Hey, sex always seems to sell! It
depends, I suppose, on how you quantify success: is it the objective, or is it
a by-product of the objective? To state
it another way, am I writing to succeed?
Or am I writing because I believe in the essential power of stories?
“Should” is possibly one of the most misused words in the
English language. Just its presence in
the thought is enough to key me off that this is a moment of silliness. I should not be writing romance, historical
bodice rippers. I have tried actually. No matter what I do, my essential “Pooh Bear-ness”
emerges, as does my sense of humor. My
sexy writing sucks, most likely because it is consciously written and does not
flow from me naturally. If I was meant
to write, as I believe I am, I was meant to write what comes from me naturally. Of course I am writing what I should be
writing! Final note to self, written in red ink and plastered across the others:
Write what comes from inside of you.
I love writing. I
have fallen in love with it the same way I fell in love with stage design 30
years ago. I still feel like a child in
a toy store when I am immersed in the process of creating a new story. I love that it takes on a life if its own, just
as design does, and that I get to come along for the ride. I never want to lose that sense of wonder,
never lose that compulsion to read what I have been working on to someone,
anyone, when it is freshly written.
I am not a great technical writer. Don’t start asking me about the form or what
participles I have dangling today. I write
for sound. My becoming a writer was
inspired by reading literature aloud weekly over a five year period of
time. Publishing my work was motivated
by doing audio book auditions and wondering why the heck some authors are
writing what they are writing. All
judgments aside, I realized I had stories to share, and I found joy in crafting
them into literature. My rubric is how
the story sounds when I read it out loud.
Other people help keep me honest where the rules of language are
concerned.
I recently was turned down for a writer’s residency that I
really wanted.

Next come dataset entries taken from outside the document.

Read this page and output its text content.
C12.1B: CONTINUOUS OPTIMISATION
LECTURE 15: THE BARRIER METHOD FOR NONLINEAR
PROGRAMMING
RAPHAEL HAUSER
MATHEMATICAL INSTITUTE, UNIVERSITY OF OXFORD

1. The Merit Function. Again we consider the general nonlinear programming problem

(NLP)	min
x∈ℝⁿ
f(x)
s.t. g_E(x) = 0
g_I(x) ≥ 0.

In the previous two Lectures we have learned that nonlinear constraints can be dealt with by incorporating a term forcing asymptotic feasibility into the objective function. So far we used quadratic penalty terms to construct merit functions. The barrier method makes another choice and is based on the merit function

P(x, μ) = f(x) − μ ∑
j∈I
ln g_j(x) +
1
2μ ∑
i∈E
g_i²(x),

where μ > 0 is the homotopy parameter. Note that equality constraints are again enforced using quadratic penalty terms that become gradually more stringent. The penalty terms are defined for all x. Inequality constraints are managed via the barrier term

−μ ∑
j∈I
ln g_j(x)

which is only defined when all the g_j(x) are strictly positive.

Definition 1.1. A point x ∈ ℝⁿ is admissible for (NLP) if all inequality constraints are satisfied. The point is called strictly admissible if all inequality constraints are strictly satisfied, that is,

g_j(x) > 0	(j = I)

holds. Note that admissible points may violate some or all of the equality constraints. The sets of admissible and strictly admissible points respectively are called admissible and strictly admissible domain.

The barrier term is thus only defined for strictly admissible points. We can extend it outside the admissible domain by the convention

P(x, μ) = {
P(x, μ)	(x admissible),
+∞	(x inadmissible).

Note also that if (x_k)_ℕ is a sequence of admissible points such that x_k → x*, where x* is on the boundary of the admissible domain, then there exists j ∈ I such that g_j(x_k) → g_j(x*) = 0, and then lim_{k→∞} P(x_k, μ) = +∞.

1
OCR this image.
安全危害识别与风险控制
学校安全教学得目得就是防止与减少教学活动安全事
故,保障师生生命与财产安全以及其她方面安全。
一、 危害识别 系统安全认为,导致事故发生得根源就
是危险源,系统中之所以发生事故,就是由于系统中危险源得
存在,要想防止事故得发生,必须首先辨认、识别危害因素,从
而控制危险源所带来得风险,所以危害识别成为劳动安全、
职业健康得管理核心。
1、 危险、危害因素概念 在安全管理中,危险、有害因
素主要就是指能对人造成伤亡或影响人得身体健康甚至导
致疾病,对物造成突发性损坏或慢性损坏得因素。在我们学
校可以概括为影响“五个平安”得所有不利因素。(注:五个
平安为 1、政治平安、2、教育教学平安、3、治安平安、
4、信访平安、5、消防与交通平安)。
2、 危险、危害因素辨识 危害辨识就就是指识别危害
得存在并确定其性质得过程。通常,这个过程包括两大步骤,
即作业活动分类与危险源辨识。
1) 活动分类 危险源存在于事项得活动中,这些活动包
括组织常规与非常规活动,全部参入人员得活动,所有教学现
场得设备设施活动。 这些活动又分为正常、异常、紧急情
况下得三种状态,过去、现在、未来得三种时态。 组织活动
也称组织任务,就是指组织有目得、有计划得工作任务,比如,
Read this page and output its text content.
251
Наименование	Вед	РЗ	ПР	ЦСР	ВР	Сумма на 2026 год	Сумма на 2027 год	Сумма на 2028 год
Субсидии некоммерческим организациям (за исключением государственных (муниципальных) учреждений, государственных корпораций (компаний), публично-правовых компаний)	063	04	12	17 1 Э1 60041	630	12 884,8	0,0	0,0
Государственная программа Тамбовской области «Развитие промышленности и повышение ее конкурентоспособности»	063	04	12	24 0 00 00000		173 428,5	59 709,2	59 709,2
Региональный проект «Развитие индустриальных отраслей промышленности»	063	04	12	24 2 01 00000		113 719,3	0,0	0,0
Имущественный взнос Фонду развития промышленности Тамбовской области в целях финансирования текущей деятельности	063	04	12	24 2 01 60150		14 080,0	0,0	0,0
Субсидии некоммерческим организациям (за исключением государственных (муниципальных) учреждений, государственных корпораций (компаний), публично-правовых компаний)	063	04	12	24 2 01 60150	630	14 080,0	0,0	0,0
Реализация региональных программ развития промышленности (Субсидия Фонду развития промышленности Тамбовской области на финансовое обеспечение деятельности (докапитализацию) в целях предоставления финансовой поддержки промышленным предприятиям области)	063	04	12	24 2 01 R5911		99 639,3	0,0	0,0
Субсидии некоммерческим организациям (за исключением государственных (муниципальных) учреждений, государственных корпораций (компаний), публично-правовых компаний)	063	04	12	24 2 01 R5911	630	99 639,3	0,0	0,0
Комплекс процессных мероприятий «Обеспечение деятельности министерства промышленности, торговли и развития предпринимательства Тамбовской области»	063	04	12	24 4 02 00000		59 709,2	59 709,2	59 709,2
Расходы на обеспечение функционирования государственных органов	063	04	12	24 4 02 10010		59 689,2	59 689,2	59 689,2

Getting it would have
added validation to my work and exposed me to some others who are on their
journeys, allowing me to learn from them.
It’s the third instance this year where I put my work out there
competitively, only to be rejected. The
reality check there is that in one case I was among 10,000 rejections for 24
positions, and in another I was among 1,400 for 40 positions. These were not judgments on the quality of my
work any more than bagging sweet peppers in the produce section is a judgment
on the cucumbers. Let’s face it, with
the advent of self-publishing there’s a whole lot of literary fruits and
veggies out there. It’s not my place to
judge them. It’s my job to be the best
writer that I can be.
So, what is the final lesson here? I am neither more nor less than anyone else currently
writing. I need to write the stories I
write best and keep my focus on that. “Success”
would be nice, but it is not my prime motivation. Working on my writing so that it gets better,
and better and reaches a level that might be worthy of recognition, that is a
journey worth taking.
One of my favorite authors and storytellers, Neil Gaiman,
presents it this way: “The one thing that you have that nobody else has is You:
your voice, your mind, your stories, your vision. So write, and draw, and
build, and play, and dance and live as only you can.”
So in this coming year, I will remember that I am “a writer”
not “the writer.” There’s plenty of room in the market, and diversity drives
it. Perhaps I might be getting along a
little faster if I had a more active ambition gene, but for a Pooh Bear that’s
just too much “bother” and I do hate fuss.
I shall stick with writing good stories that come from my soul, and
crafting them over and over, making them better and better.
Shakespeare nailed it: “To thine own self be true.”